Correlation between cone contrast scores and cone cell density (n = 75). A significant correlation is observed among L-, M- and S-cone contrast scores and mean cone cell density (Spearman correlation coefficient, L-cone: 0.6293, p < 0.0001; M-cone: 0.6649, p < 0.0001; S-cone: 0.6502, p < 0.0001)

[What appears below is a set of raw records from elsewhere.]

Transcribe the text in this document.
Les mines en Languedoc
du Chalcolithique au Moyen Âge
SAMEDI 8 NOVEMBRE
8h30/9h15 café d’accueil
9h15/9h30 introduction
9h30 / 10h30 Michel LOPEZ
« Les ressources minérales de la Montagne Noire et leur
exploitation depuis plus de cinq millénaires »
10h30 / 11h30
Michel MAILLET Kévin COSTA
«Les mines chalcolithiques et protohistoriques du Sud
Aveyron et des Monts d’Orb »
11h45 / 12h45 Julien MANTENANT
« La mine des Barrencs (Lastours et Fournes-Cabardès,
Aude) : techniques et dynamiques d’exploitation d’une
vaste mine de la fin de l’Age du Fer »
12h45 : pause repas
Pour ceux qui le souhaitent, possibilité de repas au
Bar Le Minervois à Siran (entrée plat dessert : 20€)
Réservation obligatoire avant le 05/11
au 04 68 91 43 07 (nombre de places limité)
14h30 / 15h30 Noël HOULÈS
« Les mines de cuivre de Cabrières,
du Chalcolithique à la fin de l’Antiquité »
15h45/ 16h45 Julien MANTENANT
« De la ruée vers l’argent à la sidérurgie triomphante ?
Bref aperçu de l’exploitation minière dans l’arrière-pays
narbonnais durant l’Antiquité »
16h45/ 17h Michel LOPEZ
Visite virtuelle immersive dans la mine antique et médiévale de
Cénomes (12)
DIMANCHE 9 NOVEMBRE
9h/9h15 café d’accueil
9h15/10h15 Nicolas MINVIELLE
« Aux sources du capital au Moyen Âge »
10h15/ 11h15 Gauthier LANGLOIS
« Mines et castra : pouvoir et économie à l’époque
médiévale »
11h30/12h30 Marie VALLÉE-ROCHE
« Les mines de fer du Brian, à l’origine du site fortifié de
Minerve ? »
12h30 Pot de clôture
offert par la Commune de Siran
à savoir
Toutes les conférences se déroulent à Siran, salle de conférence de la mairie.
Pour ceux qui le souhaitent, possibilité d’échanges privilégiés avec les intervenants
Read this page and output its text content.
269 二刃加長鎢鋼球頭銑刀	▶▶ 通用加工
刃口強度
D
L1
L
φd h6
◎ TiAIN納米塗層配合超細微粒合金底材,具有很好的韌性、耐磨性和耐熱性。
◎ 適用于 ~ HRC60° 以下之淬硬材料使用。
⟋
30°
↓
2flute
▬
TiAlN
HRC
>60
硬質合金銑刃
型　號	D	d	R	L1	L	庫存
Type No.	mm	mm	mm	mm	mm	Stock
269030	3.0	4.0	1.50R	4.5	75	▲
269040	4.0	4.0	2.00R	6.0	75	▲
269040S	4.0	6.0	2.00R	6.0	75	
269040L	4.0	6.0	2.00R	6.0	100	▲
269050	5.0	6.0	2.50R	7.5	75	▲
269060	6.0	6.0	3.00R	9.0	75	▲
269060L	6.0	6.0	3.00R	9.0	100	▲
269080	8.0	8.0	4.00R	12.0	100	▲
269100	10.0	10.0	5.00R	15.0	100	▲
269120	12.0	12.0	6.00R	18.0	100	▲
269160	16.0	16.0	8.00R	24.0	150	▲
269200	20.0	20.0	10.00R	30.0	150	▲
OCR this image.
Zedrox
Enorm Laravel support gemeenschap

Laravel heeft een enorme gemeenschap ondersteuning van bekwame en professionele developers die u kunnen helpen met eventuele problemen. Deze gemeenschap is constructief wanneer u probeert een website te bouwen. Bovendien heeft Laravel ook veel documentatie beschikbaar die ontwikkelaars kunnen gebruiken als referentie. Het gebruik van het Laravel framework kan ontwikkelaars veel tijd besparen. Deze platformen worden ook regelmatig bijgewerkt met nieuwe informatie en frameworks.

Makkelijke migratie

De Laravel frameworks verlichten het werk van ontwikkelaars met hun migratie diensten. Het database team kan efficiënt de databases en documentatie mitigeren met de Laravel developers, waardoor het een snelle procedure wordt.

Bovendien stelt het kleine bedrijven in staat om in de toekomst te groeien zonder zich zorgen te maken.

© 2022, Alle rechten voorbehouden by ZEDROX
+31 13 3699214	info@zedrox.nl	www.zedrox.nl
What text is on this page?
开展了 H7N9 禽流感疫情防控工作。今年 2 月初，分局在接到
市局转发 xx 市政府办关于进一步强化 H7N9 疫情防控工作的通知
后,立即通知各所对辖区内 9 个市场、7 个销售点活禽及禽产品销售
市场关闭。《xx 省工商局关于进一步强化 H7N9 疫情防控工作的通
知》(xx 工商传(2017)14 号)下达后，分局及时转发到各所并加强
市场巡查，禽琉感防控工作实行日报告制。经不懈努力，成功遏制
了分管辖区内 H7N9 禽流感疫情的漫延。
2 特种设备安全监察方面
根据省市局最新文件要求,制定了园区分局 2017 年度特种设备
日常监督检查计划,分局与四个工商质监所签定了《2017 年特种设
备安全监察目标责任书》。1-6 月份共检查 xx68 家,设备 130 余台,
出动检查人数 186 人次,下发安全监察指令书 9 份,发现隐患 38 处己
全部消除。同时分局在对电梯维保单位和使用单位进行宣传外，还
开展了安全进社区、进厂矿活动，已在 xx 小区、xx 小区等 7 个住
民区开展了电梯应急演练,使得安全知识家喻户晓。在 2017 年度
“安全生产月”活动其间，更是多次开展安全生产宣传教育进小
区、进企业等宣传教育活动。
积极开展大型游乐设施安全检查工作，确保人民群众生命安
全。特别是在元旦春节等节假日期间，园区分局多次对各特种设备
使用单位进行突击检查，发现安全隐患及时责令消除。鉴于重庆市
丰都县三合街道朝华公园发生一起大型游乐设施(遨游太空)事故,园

Comparison of mean cone density and cone contrast scores between treatment groups: subgroup analysis

In the subgroup analysis, only the baseline L-cone score was significantly lower in the prednisolone (PSL) + cyclosporine (CyA) group (PSL group 94.5 ± 30.3 vs. PSL + CyA group 58.5 ± 36.3, p = 0.021). On the other hand, no significant differences were observed between the two groups in M-cone scores, S-cone scores, and cone density at any time point(Supplementary Table S1). The PSL + CyA group included cases where there were concerns about steroid side effects or those who experienced relapse during steroid dose reduction, and these differences in clinical background may have selectively affected L-cone function. However, the differences between the two groups diminished over the course of treatment, and no statistically significant differences were observed at the final 12-month time point. Therefore, both treatment methods appear to be effective in improving cone function, but these results should be interpreted with caution as the analysis was based on a small number of cases (7 cases in the PSL group, 4 cases in the PSL + CyA group).